Gerhard Kleinschmidt, Asst. U. S. Atty., Fort Worth, Tex., Shirley Baccus-Lobel, Asst. U. S. Atty., Dallas, Tex., for plaintiff-appellee.
Appeal From the United States District Court for the Northern District of Texas.
Before TUTTLE, AINSWORTH and SAM D. JOHNSON, Circuit Judges.
Appellant Cheung Hon Law entered a plea of guilty on June 25, 1979, to four counts of a multiple indictment. The indictment alleged violations of federal conspiracy laws and the substantive offenses of extortion, illegal dealing in firearms, and the obstruction of commerce. 18 U.S.C. §§ 371, 922(a)(1), 922(a) (5), 922(h)(1), 924(a)-(b), and 1951. After the acceptance of his plea, Law was sentenced on July 20, 1979, to four separate terms of imprisonment, one for ten years, and three for five years, with the three five-year terms of imprisonment to be served concurrently with the ten-year term.
On appeal, Law argues that during the arraignment at which his guilty plea was accepted, the district court neglected to give him a perjury admonition, and therefore failed to satisfy Federal Rule of Criminal Procedure 11(c)(5). Rule 11(c)(5) provides that, before accepting a plea of guilty or nolo contendere, the court must address the defendant personally in open court, and inform him
that if he pleads guilty or nolo contendere, the court may ask him questions about the offense to which he has pleaded, and if he answers these questions under oath, on the record, and in the presence of counsel, his answers may later be used against him in a prosecution for perjury or false statement.

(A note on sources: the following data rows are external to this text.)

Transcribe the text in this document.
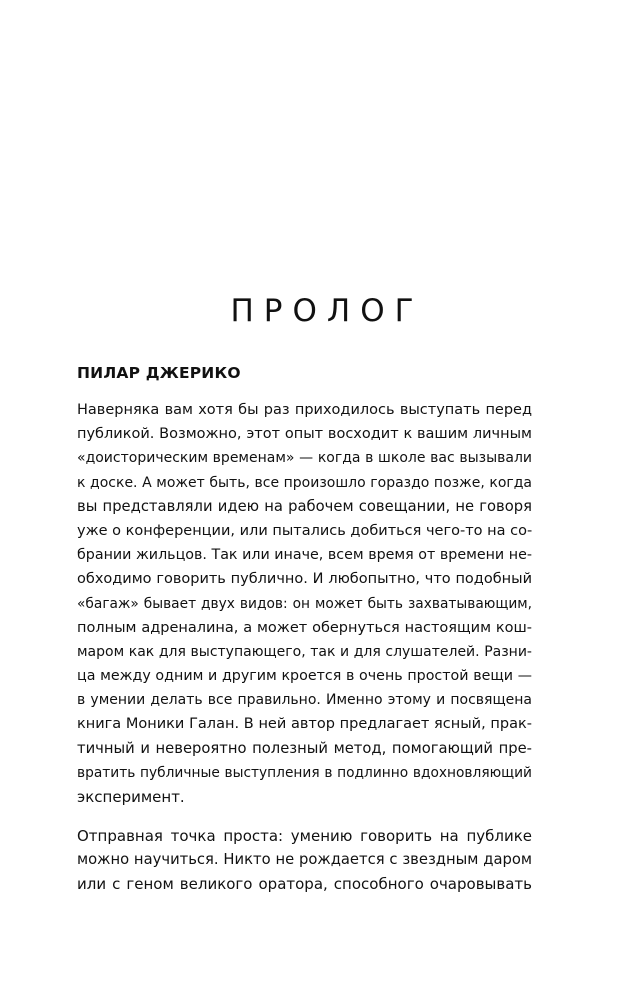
ПРОЛОГ
ПИЛАР ДЖЕРИКО
Наверняка вам хотя бы раз приходилось выступать перед
публикой. Возможно, этот опыт восходит к вашим личным
«доисторическим временам» — когда в школе вас вызывали
к доске. А может быть, все произошло гораздо позже, когда
вы представляли идею на рабочем совещании, не говоря
уже о конференции, или пытались добиться чего-то на со-
брании жильцов. Так или иначе, всем время от времени не-
обходимо говорить публично. И любопытно, что подобный
«багаж» бывает двух видов: он может быть захватывающим,
полным адреналина, а может обернуться настоящим кош-
маром как для выступающего, так и для слушателей. Разни-
ца между одним и другим кроется в очень простой вещи —
в умении делать все правильно. Именно этому и посвящена
книга Моники Галан. В ней автор предлагает ясный, прак-
тичный и невероятно полезный метод, помогающий пре-
вратить публичные выступления в подлинно вдохновляющий
эксперимент.
Отправная точка проста: умению говорить на публике
можно научиться. Никто не рождается с звездным даром
или с геном великого оратора, способного очаровывать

The record reveals that the district court did not inform Law about the substance of Rule 11(c)(5). Law asserts that this omission is an automatic ground for reversal. This argument was rejected, however, in United States v. Almaguer, 632 F.2d 1265 (5th Cir. 1980) (on rehearing) and United States v. Caston, 615 F.2d 1111 (5th Cir. 1980), in which this Court held that the failure to give a Rule 11(c)(5) instruction is subject to the harmless error standard of review. Law is not threatened with prosecution for perjury and does not argue that the error was prejudicial; consequently, the error was harmless and does not require reversal. See United States v. Dayton, 604 F.2d 931 (5th Cir. 1979) (en banc).